Astrocytes provide nourishment, control blood flow to the neurons and participate in the information transfer with its own system; astrocytes, also, establish a protective structure for the neuron. The astrocyte network is as vast as the neuronal circuits, if not more, and has its own type of signaling that is just being discovered.
Microglia travel throughout the brain participating in surveillance, stimulation, cleanup, and maintenance tasks with wireless communication to and from all other cells. They regulate stem cells in the fetus and the adult brain. Individual intelligent microglia patrol the brain like T cells and respond in complex ways to many situations.

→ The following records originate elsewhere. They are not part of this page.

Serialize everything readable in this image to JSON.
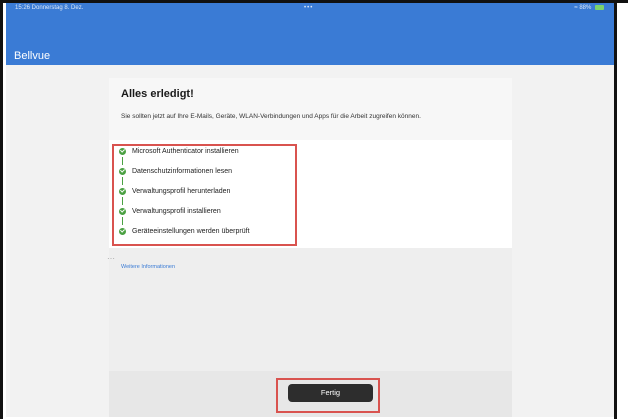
{
  "status_bar": {
    "time_date": "15:26 Donnerstag 8. Dez.",
    "center_dots": "•••",
    "right_info": "88%",
    "battery_color": "#7cd36b"
  },
  "header": {
    "app_title": "Bellvue",
    "background_color": "#3a7bd5"
  },
  "main": {
    "title": "Alles erledigt!",
    "description": "Sie sollten jetzt auf Ihre E-Mails, Geräte, WLAN-Verbindungen und Apps für die Arbeit zugreifen können.",
    "steps": [
      {
        "label": "Microsoft Authenticator installieren",
        "status": "complete",
        "icon": "check-circle-icon"
      },
      {
        "label": "Datenschutzinformationen lesen",
        "status": "complete",
        "icon": "check-circle-icon"
      },
      {
        "label": "Verwaltungsprofil herunterladen",
        "status": "complete",
        "icon": "check-circle-icon"
      },
      {
        "label": "Verwaltungsprofil installieren",
        "status": "complete",
        "icon": "check-circle-icon"
      },
      {
        "label": "Geräteeinstellungen werden überprüft",
        "status": "complete",
        "icon": "check-circle-icon"
      }
    ],
    "more_info_link": "Weitere Informationen",
    "done_button": "Fertig"
  },
  "colors": {
    "accent": "#3a7bd5",
    "success": "#4aa142",
    "highlight_box": "#d9534f",
    "button": "#2d2d2d"
  }
}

Intelligent oligodendrocytes are not passive insulators, but provide a wide variety of different patterns of myelin, both in location, size and shape. They help determine the conduction rates of neuron circuits, such that relevant information can arrive at appropriate times. They are critical to create the structure of neuronal circuits.
Mental events are correlated with all of these glial systems and the neuronal circuits at the same time. Mental events stimulate neuroplasticity, which occurs instantly and simultaneously in many different parts of large brain circuits using many different mechanisms, determined by the cross talk of these four interacting systems. Mental events are related to the communication of individual intelligent cells performing vastly complex functions together. Where is the direction for all of this?